Eugenie Reidy, an anthropologist, and Theo Baines, a photographer and freelance researcher for BBC, have brought with them a mobile cinema to help bring back smiles on the faces of traumatised children.
Moved by the plight of earthquake victims, they have left their jobs and have become Kashmir International Relief Fund (KIRF) volunteers to spend some 10 weeks among the children in the quake-hit areas of Azad Kashmir and NWFP.
Talking to Dawn Eugnie Reidy and Theo Baines said they had conceived the idea in January but kept on looking for sponsors to fund the project. They said they were disheartened when two organisations backed out of their promise to fund the project.
“We were lucky enough to find KIRF as it is a perfect match for us”, Reidy remarked. Elaborating her point she said there was a need for local experts which can be fully met by the KIRF having roots in Pakistan and Azad Kashmir.
She said merely using conventional methods of psychological treatment of the traumatised children was not enough, who had seen their school buildings collapsing and their friends dying with their own eyes.
She said movies would be shown to the children who were spending their days in the camps scattered in the region. She said they have brought various DVDs with them including children’s favourite cartoons like Tom and Jerry and Pink Panther, besides educational films including natural documentaries with lovely music in the background.
She said they had brought with them a 2.5 X 2.5 metre large screen and projector and speakers of high quality. “We aspire to establish a bond in the disaster struck region with fun and laughter for the young children”, she added.
She said they had the plan to screen films in the hospitals of Islamabad from today (Wednesday) to July 9.
The mobile cinema will be taken to Balakot on July 10 for five days.

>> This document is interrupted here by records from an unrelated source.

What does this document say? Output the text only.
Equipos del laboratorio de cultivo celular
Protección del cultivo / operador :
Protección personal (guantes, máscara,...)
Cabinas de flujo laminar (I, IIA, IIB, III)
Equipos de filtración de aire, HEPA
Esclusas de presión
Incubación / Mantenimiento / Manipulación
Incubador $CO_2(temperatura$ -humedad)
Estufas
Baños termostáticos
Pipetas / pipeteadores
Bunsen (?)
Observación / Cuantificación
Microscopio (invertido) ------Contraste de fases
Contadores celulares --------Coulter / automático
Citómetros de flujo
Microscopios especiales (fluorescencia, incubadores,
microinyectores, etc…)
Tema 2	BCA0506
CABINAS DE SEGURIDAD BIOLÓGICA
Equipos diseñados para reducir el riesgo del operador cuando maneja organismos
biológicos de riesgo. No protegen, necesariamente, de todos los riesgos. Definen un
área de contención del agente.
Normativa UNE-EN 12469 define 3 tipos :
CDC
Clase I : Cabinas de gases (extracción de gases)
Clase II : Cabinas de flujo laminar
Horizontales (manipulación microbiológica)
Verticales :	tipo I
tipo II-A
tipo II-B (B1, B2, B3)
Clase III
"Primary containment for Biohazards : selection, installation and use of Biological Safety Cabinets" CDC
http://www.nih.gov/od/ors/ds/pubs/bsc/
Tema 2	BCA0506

She said they were aware that the elections in AJK were scheduled to be held on July 11 and they had decided to go to Azad Kashmir a few days after the polls, covering Muzaffarabad, Neelum Valley, Bagh, Rawalakot and Mirpur.
She said the films will be screened at schools, hospitals, halls and bigger tents.
Theo Baines said the second part of the project was cinema workshops, which would help enhance the creative capabilities of the children.
He said the children would be asked to give ideas for short skits, in which they would act. The skits will be filmed and edited and the children will be able to see themselves performing.
He observed that this was a way to make the children express themselves. He said other creative activities of children like painting could also be filmed and shown to them.